1 Semiconductor light emitting element 2 Submount element 2a wire 3 heat dissipation block 4 insulating film 5 sleeve 5a male screw 6 resin package 11 Light source unit 12 walls 13 Insulator 14 mounting holes 15 Mounting plate 16 Mounting recess 17 Female screw (fixed part) 18 Leaf spring (tip biasing member) 19 Light source unit 20 sleeve 21 Mounting plate 22 Mounting hole 23 Leaf spring (tip biasing member) 24 insulator 25 heat dissipation block 26 Male screw 27 wall 28 female screw 29 Light source unit A mounting structure B mounting structure C mounting structure

Claims (4)

[Claims] 1. A semiconductor light emitting device provided with a heat radiation block serving as a first electrode provided inside and a sleeve serving as a second electrode provided outside the front portion of the heat radiation block with an insulating film interposed therebetween for heat transfer.
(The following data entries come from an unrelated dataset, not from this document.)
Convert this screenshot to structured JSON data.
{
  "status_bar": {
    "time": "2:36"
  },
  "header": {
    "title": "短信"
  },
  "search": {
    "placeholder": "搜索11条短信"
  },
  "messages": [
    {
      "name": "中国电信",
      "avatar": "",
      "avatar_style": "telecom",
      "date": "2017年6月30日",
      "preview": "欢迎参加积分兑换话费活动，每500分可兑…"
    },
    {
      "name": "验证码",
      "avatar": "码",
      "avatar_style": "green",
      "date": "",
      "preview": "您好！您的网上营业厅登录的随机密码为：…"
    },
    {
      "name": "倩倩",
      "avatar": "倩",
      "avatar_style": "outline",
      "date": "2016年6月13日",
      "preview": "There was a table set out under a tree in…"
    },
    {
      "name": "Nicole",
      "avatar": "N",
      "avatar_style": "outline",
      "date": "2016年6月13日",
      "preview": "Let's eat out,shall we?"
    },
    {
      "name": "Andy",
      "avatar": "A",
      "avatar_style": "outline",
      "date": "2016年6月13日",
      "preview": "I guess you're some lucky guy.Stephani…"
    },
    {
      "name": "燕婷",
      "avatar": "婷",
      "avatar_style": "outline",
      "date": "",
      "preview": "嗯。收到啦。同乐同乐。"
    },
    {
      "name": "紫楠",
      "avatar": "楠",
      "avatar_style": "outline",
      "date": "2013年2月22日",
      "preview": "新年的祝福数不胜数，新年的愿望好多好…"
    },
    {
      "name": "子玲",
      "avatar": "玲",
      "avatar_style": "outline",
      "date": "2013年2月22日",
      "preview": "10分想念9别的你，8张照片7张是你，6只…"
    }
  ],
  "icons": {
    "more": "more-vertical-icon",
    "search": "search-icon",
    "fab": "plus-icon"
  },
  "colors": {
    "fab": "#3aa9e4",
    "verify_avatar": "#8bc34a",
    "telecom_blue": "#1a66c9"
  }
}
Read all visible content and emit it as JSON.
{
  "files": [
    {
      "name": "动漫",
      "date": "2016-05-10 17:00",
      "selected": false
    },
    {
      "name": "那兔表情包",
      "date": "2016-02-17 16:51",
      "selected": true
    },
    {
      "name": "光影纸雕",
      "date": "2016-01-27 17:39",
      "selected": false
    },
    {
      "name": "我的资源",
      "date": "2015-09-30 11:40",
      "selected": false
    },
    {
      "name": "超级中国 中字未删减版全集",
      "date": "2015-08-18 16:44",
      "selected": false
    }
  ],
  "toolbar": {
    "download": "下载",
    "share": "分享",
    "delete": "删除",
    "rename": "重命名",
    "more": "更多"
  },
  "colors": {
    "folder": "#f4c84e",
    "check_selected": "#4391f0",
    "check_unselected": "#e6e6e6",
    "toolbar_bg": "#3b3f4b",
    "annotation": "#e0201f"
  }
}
A mounting structure of a light source unit capable of energizing an element, the mounting plate being provided in a metal wall portion via an insulator and having a mounting hole into which the sleeve can be fitted, and a mounting plate formed in the wall portion. A mounting recess that communicates with the mounting hole, a biasing member that is provided on a peripheral wall of the mounting recess and biases and fixes the fitted heat radiation block inward in the radial direction, and a mounting wall provided on the peripheral wall of the mounting hole. And a fixing portion for fixing the sleeve. 2. The mounting structure for a light source unit according to claim 1, wherein a male screw is formed on the outer circumference of the sleeve, and the fixing portion is a female screw screwed to the male screw. 3. The mounting structure for a light source unit according to claim 1, wherein the urging member is a leaf spring having a bent intermediate portion protruding forward and is provided in plural. 4. The mounting structure for a light source unit according to claim 1, wherein the fixing portion is a front portion biasing member that biases and fixes the fitted sleeve by radially inwardly.